どうしてもストレスを感じてしまいがちな現代社会。何かに“怒る”自分に嫌気が差してしまう人も少なくないはず。現役の僧侶である草薙龍瞬氏は、ある男性のエピソードを例に「怒りを手放す技術がある」と語る。本稿は、『ストレスと闘う日々にやすらぎを取り戻す 怒る技法』(マガジンハウス)の一部を抜粋・編集したものです。
怒りを言葉にして
相手に“返す”
怒りの原因が相手にあるなら、相手に返さねばなりません。相手発の怒りは、相手に返すのです。
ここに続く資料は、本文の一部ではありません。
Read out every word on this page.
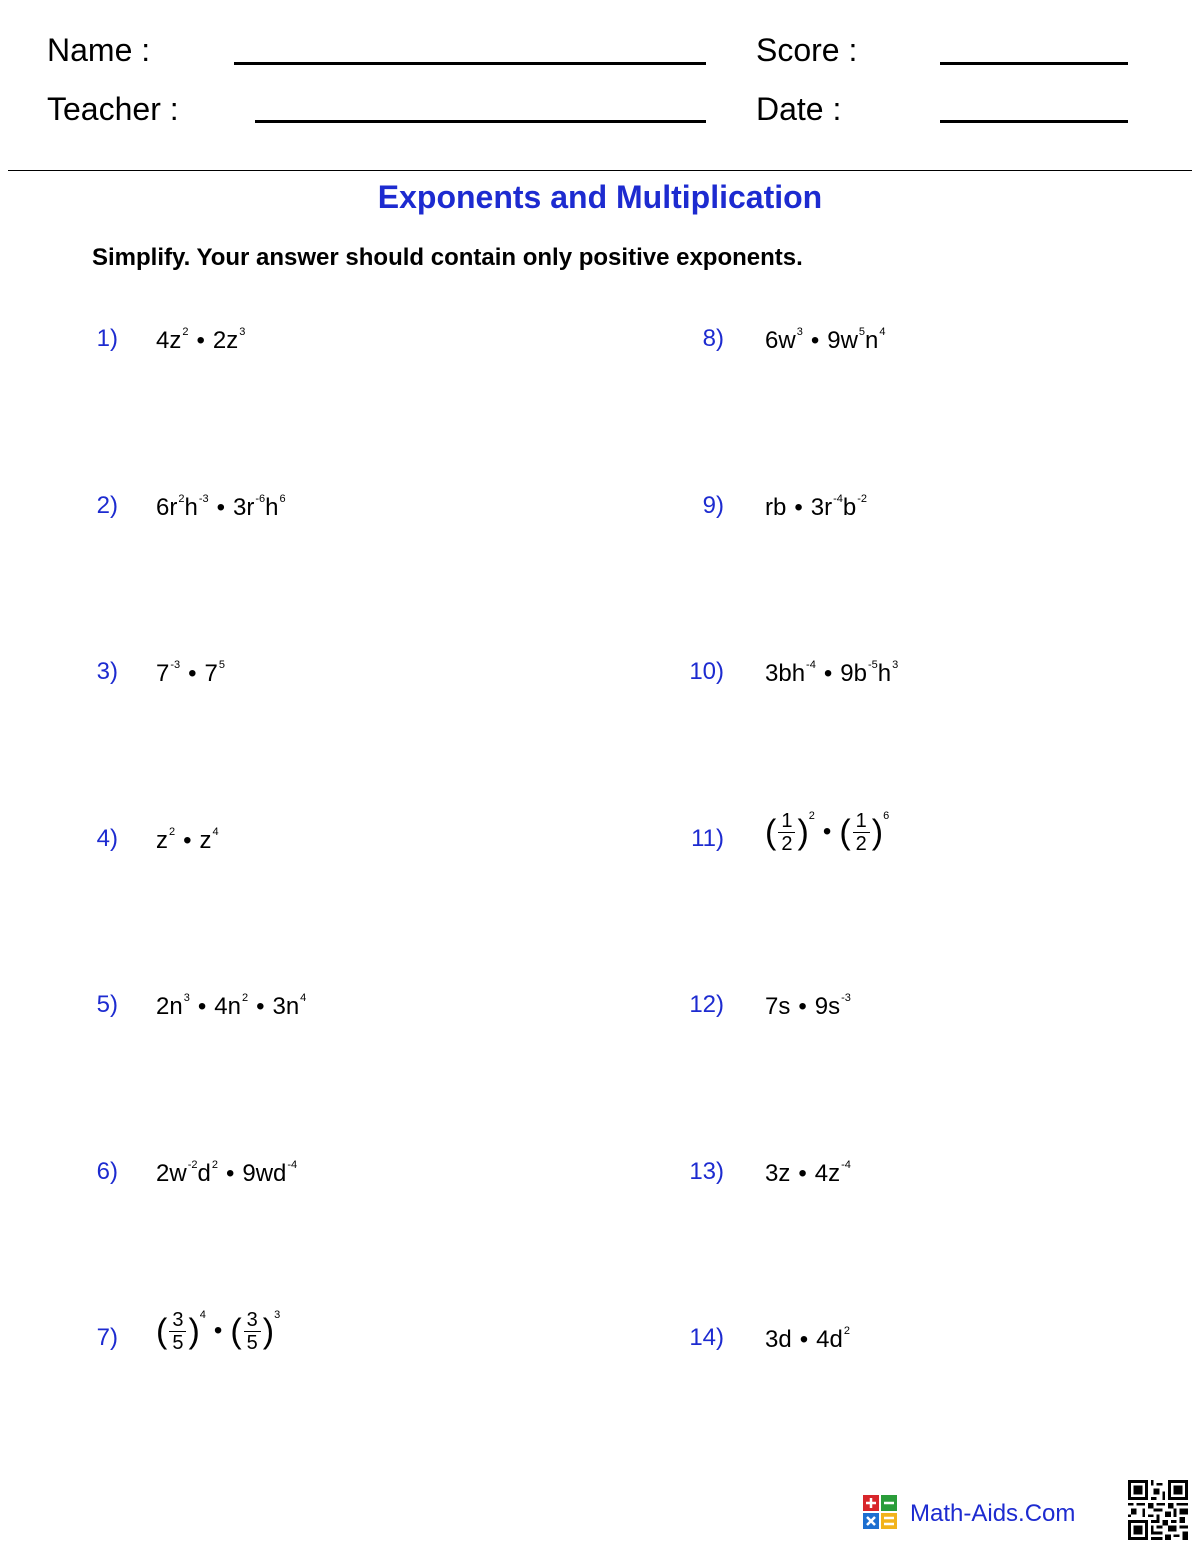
Name :
Teacher :
Score :
Date :
Exponents and Multiplication
Simplify. Your answer should contain only positive exponents.
1) $4z^2$ • $2z^3$
2) $6r^2h^{-3}$ • $3r^{-6}h^6$
3) $7^{-3}$ • $7^5$
4) $z^2$ • $z^4$
5) $2n^3$ • $4n^2$ • $3n^4$
6) $2w^{-2}d^2$ • $9wd^{-4}$
7) ( $\frac{3}{5}$ )$^4$• ( $\frac{3}{5} )^3$
8) $6w^3$ • $9w^5n^4$
9) rb • $3r^{-4}b^{-2}$
10) $3bh^{-4}$ • $9b^{-5}h^3$
11) ( $\frac{1}{2}$ )$^2$• ( $\frac{1}{2} )^6$
12) 7s • $9s^{-3}$
13) 3z • $4z^{-4}$
14) 3d • $4d^2$
Math-Aids.Com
返すとは?――怒りを返しては、ただのケンカになってしまいます。実は、もっと効く技があるのです。
その中身をお伝えする前に、1つのエピソードを紹介しましょう。「自分がこの人ならどうするか?」という視点で、読んでみてください。
その男性は、40代後半の会社員でした。相談に来た理由は、職場の人間関係に恵まれず、閑職に追いやられた、それが不満というものでした。
男性の口元は、見るからに“への字”です。眉間には深いシワが刻まれています。周囲に敬遠されるのも仕方ない、と思えてくる雰囲気です。
この怒りは、どこから来るのか?原因は、いったい誰にあるのか?思い当たる記憶はありますか、と尋ねてみました。
男性が語り出したのは、父親のことでした。父は、いつも怒っていた。突然怒鳴ったり殴ったり。なぜあんな仕打ちを受けたか、今もわからない、と憤然と語ります。
成長した後も、男性は、怒りのはけ口とするかのように、勉強や趣味の格闘技に打ち込みました。しかし怒りは消えません。ずっと何かに怒り続けて、「何もかも楽しくない」という今日に、たどりついてしまいました。
聞く限りでは、父親は怒りと傲慢の塊です。何が気に入らないのか、わからない。気分に任せて怒鳴って暴れて、いっさい反省無し。男性が結婚して、孫を会わせに行っても、「おまえの父親は、人生の負け組なんだぞ」と、せせら笑って言うような人でした。
なんと子供を見下した、傲慢かつ身勝手な人物か。男性の怒りの原因は、どうやら父親です。まさに父親発、相手発の怒り――父親が運んでくる言葉や仕打ちに、ずっと怒ってきたのです。私は尋ねました。
「あなたは、その怒りを解消したいですか?」
「もちろんです」
「だとしたら、やらなければいけないことがあります。それが何か、わかりますか?」
さあ、と男性は首をかしげます。私はこう伝えました――。
「父親に話をしてください。怒りがあるなら、伝えること。父親に言いたかったことを、ぜんぶ言葉にしてください」
「ケンカ上等」が
好転につながることも
男性はうろたえて、こう言いました――「いや、ずいぶん昔のことですし」「親もいい歳ですし」「今は仲がいいんです。よく電話をくれて、今度実家に遊びに来いと言ってくれます」と懸命に訴えます。
これは、親に怒りを抱えた子供の“あるある”です。不満は山ほどあるのに、親が怖いのか、気を遣うのか、一生懸命かばって、思いを伝えようとしないのです。